The government should adopt strict fiscal policies to control public spending, similar to the austerity measures implemented by many European governments, otherwise private debt will skyrocket and become a burden for the public.

on a case-by-case basis

terminating
- ending
terminating all populist policies

However, Mr Somkiat said he disagrees with the idea of terminating all populist policies, saying they should instead be analysed on a case-by-case basis.

parties - people, companies, organisations entering into some arrangement or deal
political parties

support - help, by giving money, for example สนับสนุน
shore up public support - to build support among people

instrument - a legal document
an instrument to shore up public support

It is likely that populist policies will continue to exist as political parties consider them an instrument to shore up public support, he said.

academic - someone who teaches at a college, or who studies as part of their job นักวิชาการ
independent academic

stark - harsh and unpleasant ทื่อๆ
stark social inequalities

Independent academic Nidhi Eoseewong said stark social inequalities and a manufacturing-based society are the root causes of populist policies.

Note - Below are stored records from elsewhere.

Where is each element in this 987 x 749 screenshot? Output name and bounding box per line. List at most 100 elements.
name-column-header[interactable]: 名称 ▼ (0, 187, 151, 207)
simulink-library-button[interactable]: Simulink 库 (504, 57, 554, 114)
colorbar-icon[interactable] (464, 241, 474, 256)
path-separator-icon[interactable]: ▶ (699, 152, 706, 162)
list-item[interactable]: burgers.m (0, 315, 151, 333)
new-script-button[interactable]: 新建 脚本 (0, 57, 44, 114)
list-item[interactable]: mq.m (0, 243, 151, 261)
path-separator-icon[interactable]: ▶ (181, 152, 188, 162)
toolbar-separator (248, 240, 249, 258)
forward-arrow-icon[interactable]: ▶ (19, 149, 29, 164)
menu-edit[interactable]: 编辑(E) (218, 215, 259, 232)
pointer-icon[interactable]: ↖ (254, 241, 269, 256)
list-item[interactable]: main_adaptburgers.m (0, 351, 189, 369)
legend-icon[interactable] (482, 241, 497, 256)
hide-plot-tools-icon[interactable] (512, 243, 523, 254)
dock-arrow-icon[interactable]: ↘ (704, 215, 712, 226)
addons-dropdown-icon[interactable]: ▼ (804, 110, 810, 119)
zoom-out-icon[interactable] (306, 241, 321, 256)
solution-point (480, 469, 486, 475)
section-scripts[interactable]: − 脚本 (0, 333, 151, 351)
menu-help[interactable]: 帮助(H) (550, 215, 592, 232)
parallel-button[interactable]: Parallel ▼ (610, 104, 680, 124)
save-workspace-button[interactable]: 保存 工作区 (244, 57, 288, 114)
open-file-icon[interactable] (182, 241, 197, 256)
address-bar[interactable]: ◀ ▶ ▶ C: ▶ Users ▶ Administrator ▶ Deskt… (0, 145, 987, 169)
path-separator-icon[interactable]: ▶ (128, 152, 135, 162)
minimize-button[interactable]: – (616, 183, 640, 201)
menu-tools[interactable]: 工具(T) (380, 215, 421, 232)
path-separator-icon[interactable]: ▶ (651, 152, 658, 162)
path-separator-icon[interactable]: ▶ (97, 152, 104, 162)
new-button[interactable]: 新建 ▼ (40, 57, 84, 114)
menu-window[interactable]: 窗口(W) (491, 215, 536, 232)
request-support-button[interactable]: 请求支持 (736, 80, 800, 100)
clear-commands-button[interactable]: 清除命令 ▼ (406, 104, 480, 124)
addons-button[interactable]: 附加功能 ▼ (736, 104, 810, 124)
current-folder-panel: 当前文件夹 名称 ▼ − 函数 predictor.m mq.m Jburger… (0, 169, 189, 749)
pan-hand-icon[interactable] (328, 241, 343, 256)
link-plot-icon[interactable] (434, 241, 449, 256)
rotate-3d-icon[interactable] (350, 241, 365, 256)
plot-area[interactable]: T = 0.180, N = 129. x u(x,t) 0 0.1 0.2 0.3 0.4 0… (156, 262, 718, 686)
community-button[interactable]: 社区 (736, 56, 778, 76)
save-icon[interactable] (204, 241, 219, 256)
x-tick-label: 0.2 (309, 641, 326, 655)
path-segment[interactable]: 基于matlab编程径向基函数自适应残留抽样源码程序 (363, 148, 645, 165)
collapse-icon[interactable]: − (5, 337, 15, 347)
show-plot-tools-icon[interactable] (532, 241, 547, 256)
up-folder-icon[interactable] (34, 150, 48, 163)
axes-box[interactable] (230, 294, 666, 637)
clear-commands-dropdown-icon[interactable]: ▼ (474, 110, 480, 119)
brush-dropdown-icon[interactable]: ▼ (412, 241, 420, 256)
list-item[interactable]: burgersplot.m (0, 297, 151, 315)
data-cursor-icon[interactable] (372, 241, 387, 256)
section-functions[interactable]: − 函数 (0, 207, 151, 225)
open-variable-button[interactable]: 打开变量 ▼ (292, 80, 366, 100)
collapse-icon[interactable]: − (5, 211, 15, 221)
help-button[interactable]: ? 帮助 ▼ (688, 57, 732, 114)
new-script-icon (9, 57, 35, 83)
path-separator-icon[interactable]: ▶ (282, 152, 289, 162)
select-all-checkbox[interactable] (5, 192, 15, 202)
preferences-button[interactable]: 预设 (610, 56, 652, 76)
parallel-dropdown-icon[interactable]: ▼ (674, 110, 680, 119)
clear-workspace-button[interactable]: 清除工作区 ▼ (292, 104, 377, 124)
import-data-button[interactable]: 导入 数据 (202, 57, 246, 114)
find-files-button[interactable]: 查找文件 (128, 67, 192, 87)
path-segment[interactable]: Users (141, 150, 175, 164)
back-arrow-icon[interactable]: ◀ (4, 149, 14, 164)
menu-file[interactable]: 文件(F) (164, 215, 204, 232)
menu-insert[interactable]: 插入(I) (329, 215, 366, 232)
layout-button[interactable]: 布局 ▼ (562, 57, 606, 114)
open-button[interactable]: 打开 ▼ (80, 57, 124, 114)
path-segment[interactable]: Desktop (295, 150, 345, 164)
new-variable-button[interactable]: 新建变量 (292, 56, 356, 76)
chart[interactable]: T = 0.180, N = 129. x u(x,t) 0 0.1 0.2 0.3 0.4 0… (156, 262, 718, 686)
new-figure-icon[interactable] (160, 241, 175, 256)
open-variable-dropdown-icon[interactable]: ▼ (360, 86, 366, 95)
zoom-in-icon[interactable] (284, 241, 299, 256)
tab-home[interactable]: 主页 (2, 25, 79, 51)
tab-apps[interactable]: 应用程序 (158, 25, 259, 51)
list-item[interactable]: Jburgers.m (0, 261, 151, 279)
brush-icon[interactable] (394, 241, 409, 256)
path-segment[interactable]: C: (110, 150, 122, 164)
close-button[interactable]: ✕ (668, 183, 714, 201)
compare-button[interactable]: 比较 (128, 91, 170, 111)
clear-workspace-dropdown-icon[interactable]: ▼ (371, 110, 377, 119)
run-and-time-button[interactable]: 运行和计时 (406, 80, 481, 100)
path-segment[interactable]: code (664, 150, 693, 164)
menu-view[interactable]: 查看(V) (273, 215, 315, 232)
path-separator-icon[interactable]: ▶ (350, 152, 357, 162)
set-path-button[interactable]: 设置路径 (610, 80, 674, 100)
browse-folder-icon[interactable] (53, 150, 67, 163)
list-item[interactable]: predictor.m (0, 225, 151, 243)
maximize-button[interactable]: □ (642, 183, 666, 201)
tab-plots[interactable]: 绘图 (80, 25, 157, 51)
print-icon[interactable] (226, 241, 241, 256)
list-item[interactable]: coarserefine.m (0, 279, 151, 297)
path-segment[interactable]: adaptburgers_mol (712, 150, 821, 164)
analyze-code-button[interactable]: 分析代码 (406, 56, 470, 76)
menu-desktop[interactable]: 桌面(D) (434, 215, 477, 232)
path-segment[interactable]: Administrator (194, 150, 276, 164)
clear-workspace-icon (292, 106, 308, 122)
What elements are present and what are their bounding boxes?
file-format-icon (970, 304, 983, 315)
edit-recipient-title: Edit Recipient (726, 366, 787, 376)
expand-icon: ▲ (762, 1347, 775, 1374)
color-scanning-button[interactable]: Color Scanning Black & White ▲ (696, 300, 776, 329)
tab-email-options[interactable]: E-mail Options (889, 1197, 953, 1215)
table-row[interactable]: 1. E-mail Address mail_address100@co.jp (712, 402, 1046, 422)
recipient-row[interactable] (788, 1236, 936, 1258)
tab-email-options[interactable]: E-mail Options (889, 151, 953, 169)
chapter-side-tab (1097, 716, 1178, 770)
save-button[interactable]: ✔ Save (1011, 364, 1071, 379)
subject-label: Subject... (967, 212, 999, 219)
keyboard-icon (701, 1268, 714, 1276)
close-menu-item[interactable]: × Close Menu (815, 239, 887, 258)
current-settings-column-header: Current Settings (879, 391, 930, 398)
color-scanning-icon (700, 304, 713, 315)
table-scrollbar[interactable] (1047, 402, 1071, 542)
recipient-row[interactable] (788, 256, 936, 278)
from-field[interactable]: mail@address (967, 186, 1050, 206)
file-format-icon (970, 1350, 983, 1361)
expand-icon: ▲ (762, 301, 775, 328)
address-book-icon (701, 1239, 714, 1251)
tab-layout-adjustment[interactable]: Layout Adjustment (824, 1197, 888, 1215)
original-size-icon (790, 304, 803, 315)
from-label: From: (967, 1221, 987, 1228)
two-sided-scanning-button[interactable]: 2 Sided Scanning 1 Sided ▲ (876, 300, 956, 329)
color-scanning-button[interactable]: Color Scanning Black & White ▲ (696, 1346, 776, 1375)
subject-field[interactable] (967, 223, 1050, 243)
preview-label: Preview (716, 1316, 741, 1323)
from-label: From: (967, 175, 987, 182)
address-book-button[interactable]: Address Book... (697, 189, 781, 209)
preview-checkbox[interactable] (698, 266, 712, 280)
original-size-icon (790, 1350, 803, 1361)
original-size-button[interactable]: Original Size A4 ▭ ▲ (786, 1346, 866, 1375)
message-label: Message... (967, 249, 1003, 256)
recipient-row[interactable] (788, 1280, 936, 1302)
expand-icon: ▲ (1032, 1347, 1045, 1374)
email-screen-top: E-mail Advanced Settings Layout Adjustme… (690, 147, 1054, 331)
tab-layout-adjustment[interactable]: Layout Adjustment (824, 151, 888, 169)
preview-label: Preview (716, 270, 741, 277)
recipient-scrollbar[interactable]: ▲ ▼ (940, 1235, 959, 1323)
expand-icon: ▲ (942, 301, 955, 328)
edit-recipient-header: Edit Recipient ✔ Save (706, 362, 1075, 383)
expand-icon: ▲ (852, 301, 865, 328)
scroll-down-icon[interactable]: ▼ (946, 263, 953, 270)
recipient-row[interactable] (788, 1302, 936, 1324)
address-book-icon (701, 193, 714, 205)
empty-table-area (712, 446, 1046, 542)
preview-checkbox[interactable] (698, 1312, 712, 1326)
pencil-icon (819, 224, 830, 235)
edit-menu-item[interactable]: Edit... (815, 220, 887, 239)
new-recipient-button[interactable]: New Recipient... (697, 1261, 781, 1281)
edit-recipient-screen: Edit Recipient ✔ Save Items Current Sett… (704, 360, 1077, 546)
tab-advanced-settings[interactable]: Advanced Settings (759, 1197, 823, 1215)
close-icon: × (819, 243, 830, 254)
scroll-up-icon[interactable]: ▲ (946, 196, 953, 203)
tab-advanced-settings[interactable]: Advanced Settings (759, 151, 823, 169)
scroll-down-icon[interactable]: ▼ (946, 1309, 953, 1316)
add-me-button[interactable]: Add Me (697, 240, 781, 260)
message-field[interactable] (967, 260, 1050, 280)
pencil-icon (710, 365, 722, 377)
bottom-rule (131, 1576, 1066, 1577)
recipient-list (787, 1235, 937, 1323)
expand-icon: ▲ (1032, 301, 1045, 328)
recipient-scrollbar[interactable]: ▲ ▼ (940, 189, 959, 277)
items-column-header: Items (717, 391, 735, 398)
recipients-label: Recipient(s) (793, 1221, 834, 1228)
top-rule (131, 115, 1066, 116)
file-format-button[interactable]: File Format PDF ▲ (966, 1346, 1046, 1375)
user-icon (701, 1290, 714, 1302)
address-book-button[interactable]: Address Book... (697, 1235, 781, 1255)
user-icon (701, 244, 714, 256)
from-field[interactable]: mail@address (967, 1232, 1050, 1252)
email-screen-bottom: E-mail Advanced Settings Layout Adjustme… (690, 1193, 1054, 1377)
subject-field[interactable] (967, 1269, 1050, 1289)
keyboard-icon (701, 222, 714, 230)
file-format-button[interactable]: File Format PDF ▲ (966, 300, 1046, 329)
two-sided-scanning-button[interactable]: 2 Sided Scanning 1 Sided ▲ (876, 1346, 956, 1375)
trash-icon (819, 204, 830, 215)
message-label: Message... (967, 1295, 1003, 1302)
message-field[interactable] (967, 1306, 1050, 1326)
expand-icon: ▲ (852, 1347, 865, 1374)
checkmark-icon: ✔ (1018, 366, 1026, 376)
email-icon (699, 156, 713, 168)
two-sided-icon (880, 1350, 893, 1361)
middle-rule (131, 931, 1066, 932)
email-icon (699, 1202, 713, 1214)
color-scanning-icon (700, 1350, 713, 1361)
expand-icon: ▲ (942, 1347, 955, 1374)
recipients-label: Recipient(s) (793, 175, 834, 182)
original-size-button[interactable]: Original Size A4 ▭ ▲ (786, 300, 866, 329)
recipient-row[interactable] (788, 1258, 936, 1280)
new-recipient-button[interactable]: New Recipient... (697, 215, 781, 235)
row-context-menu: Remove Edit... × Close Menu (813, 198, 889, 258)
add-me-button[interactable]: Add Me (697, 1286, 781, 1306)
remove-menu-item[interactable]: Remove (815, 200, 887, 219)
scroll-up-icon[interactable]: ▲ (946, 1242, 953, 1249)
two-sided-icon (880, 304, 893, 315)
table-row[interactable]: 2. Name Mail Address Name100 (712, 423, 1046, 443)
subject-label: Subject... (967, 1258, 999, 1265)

income - money that people receive from work or some other source, used for household consumption and savings
redistribution - taking from one group of people and giving to another group; sharing something out differently from before, especially in a fairer way การปันส่วนหรือจัดสรรอย่างเป็นธรรม
income redistribution

enhance - to improve the quality, amount or strength of something ปรับปรุง, ทำให้ดีขึ้น ทำให้ดีเพิ่มขึ้น
enhance income redistribution

potential - the possibility of successfully doing something ที่มีศักยภาพ ที่เป็นไปได้
have the potential to enhance income redistribution

acquisition - the process of getting or buying something
product acquisition

responsibility - 1. being blamed for something that goes wrong, 2. having to take care of some task as part of your job
take full responsibility

implementing - turning a plan into a functioning system นำมาใช้จริง
the government has to take full responsibility for implementing the policies

Populist policies have the potential to enhance income redistribution and product acquisition, he said, adding that the government has to take full responsibility for implementing them.

wage - an amount of money that you earn for working, usually according to how many hours or days you work each week or month ค่าจ้าง
minimum daily wage 

policy - a plan of action to guide decisions and achieveoutcomes นโยบาย (See Wikipedia)
minimum daily wage policy

reject - to not agree with a request, offer or proposal ปฏิเสธ ไม่ยอมรับ
process - a series of actions that you take in order to achieve a result แนวทางปฏิบัติ, กระบวน, วิธีการ
they reject the policy because they lose benefits in the process

The 300-baht minimum daily wage policy is an example of an income redistribution scheme, but certain groups reject it because they lose benefits in the process, he said.